CASE STUDY

When $11,000,000 Was Required to Upgrade Aircraft Despite Structural Complexity, First National Designed a Solution.
Aviation finance

The Client:

A hospitality management group operating luxury hotels, resorts, and commercial spaces across the Southeast, the company has built a portfolio of high-end properties that demand constant executive oversight, property visits, and coordination across multiple locations. Operating in the competitive luxury hospitality sector where property condition, guest experience, and management responsiveness determine occupancy rates and revenue performance, leadership recognized that efficient executive travel was essential to maintaining operational standards across geographically dispersed assets. The company’s cooperative ownership structure—while providing strategic and financial benefits—introduced unique complexity to financial reporting and asset allocation processes that would complicate any significant capital transaction, particularly one involving specialized assets like private aircraft.

The Challenge:

The hospitality group faced multiple layers of complexity that made traditional aircraft financing nearly impossible. The company was transitioning from one aircraft to another, creating tight timing constraints that required close coordination with both the seller of the new aircraft and existing lenders to avoid operational gaps in executive travel capabilities. The target aircraft was a high-value, highly specialized asset that presented complex underwriting and resale considerations traditional lenders struggled to evaluate, particularly given the niche market for this specific aircraft type. Compounding these challenges, the purchase required creating a new entity with no existing financial track record to underwrite—a structure that immediately disqualified most traditional financiers who rely on historical performance data.

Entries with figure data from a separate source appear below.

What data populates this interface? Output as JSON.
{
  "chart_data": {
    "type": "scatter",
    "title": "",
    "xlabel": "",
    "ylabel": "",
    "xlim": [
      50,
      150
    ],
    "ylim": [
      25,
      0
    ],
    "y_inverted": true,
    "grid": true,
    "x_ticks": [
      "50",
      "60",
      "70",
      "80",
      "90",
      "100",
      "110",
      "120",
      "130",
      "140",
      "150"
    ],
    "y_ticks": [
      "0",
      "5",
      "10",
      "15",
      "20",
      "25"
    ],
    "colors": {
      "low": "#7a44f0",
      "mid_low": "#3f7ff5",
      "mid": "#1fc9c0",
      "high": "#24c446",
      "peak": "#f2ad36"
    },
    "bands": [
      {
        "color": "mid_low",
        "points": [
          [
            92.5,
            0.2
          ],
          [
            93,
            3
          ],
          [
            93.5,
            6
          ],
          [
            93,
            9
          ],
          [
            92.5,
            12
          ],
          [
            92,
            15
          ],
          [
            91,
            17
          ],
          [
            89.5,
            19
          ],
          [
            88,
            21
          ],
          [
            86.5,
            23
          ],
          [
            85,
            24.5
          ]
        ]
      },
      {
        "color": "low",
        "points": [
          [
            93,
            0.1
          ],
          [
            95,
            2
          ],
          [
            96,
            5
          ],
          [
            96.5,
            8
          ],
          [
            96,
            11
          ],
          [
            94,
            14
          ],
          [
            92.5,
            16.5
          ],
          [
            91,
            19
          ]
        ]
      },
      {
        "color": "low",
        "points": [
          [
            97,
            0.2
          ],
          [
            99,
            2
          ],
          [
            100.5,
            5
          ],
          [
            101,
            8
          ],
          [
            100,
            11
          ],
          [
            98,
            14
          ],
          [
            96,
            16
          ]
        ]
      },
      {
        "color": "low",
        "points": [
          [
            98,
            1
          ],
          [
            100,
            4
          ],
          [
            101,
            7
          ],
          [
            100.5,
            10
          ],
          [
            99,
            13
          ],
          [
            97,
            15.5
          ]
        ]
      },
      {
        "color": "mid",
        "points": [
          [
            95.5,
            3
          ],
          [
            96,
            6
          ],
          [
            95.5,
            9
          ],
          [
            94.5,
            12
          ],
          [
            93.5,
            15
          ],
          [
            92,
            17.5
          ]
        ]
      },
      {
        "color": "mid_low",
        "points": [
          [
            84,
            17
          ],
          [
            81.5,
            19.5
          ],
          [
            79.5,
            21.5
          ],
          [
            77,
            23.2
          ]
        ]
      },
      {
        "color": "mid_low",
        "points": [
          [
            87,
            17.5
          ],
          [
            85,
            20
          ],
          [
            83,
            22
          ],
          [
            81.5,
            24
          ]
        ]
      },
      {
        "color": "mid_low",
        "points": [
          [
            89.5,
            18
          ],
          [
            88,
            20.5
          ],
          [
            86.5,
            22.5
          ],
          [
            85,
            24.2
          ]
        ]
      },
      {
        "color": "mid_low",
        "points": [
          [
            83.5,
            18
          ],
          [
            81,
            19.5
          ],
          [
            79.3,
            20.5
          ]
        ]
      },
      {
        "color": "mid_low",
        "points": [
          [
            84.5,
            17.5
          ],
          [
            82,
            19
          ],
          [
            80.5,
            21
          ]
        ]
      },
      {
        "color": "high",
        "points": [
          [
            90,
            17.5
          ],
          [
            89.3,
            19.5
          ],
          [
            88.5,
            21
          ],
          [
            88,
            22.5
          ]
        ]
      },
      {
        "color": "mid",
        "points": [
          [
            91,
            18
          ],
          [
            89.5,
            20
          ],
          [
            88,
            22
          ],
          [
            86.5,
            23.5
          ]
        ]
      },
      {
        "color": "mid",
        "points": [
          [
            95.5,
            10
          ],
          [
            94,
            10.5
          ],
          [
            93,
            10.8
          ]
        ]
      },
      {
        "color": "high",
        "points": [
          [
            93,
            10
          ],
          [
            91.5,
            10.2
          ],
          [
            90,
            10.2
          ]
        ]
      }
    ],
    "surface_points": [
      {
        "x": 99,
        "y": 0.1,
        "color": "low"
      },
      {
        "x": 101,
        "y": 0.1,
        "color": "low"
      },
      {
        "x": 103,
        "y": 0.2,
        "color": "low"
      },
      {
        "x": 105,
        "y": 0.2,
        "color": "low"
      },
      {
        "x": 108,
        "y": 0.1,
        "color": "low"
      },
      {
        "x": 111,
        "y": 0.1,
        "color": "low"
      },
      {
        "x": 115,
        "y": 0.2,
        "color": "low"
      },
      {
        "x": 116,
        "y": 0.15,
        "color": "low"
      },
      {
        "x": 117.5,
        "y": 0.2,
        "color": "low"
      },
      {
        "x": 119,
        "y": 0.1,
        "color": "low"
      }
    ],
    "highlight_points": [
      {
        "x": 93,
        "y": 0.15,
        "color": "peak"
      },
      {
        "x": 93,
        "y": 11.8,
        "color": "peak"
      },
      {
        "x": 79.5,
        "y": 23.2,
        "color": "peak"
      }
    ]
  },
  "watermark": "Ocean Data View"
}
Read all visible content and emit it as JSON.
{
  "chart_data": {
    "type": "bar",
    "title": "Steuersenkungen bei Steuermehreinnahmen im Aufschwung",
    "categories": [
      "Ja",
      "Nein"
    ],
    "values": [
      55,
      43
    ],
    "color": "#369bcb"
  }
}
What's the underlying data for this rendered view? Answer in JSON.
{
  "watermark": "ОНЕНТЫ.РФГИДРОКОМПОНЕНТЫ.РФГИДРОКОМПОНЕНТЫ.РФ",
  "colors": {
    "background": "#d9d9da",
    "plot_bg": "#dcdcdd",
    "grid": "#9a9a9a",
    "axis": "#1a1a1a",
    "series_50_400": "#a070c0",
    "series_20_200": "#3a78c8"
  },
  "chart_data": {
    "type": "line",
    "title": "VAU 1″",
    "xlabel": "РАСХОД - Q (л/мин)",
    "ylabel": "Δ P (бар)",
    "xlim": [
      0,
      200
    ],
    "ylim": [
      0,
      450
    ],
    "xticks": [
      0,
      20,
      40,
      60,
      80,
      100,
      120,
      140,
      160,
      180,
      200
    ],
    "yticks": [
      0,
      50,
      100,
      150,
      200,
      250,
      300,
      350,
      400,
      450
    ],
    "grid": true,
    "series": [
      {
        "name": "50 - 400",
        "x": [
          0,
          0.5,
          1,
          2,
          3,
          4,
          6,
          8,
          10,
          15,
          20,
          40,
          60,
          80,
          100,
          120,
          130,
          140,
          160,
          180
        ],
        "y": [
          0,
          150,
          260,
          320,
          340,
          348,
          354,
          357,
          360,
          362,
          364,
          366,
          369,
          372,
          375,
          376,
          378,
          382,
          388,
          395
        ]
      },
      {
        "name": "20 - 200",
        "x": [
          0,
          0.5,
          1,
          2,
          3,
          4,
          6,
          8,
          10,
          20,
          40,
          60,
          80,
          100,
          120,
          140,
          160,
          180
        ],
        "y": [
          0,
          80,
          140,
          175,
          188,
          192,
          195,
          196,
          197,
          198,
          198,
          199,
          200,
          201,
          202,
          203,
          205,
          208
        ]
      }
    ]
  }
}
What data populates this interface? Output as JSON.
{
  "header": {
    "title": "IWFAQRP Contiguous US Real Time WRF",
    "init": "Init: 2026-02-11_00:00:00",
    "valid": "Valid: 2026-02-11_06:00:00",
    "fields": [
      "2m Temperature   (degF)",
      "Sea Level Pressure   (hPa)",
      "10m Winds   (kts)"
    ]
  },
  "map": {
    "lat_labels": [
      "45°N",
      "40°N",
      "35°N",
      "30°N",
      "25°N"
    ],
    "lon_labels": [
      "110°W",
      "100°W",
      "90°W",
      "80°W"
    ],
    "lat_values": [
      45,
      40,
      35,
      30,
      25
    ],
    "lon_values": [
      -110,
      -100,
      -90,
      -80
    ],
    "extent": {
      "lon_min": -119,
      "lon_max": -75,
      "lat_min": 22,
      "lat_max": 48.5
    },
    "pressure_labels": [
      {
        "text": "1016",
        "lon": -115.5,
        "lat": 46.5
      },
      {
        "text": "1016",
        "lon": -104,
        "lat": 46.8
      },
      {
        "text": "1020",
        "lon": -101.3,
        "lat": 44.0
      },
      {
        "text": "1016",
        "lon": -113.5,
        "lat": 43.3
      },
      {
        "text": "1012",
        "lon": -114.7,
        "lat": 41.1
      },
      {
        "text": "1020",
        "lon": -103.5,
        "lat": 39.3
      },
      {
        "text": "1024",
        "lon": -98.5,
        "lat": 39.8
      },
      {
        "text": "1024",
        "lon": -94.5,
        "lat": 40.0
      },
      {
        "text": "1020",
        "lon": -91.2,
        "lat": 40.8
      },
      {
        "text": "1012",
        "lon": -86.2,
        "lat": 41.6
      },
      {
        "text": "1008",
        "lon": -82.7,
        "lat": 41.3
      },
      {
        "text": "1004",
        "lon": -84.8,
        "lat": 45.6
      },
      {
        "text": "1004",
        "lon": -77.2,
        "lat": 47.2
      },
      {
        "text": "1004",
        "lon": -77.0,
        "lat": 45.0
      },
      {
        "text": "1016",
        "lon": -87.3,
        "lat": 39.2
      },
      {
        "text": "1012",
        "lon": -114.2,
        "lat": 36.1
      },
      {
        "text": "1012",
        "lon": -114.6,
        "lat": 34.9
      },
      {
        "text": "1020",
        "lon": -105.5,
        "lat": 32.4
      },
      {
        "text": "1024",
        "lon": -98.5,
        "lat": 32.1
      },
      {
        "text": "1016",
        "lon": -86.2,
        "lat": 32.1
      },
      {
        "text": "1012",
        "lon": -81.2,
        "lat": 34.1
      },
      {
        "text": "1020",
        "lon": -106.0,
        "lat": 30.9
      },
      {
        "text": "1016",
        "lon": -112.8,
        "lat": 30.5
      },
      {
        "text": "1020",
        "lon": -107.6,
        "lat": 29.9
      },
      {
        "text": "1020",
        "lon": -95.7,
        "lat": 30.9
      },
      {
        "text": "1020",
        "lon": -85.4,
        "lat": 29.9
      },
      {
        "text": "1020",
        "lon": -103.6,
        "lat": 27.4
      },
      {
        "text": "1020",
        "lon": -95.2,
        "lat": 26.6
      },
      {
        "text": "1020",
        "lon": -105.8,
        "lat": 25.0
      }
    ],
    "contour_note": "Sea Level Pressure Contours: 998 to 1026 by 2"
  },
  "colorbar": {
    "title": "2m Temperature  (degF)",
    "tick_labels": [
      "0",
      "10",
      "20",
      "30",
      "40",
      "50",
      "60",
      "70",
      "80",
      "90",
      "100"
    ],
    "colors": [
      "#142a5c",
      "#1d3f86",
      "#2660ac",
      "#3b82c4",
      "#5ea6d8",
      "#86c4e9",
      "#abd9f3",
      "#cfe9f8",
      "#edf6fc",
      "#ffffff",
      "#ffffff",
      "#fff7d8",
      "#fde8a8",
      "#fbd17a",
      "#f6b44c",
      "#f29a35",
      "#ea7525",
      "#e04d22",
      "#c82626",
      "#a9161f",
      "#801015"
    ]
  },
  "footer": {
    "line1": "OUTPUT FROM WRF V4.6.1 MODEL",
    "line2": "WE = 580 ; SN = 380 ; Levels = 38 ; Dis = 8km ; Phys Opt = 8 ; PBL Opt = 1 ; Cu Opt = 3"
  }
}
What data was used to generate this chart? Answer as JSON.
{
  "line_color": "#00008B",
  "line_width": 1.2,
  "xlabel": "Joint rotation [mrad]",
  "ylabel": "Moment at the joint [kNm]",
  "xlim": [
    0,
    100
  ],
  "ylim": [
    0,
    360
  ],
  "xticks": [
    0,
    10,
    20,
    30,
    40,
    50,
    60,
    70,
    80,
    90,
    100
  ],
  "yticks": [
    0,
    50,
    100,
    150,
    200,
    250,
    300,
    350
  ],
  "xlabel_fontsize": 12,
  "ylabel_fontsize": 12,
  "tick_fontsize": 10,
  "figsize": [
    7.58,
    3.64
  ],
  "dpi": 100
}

Most problematically, the cooperative ownership model introduced unique risk factors and governance complexities around decision-making authority, asset ownership, and financial obligations that made conventional lenders hesitant to proceed despite the underlying strength of the hospitality operations and the strategic necessity of the aircraft for managing the property portfolio.

Solution:

First National Capital recognized that beneath the structural complexity lay a fundamentally strong hospitality business with legitimate operational needs and the financial capacity to support aircraft ownership. FNC approved $11 million in financing and worked closely with the company throughout the aircraft sourcing and selection process, providing aviation market expertise to ensure the chosen aircraft matched operational requirements and represented sound value. Understanding the importance of working within the existing capital structure, First National served as an extension of the company’s senior lender, supplementing the capital structure with transaction-specific expertise and flexible terms that addressed the unique challenges traditional lenders couldn’t accommodate. The financing was structured with progress payments that enabled the company to align capital deployment with its operational ramp-up and transition schedule, avoiding the need for large upfront capital outlays that could have strained liquidity during the aircraft transition period. First National provided a flexible lease arrangement that supported the group’s gradual integration of the new aircraft while preserving liquidity across broader business operations, ensuring the hospitality properties maintained the working capital necessary for seasonal operations and property improvements. Despite the structural complexities around cooperative ownership, new entity formation, and specialized aircraft considerations, the transaction closed smoothly and positioned the management team to better support their growing hospitality portfolio with enhanced executive travel capabilities.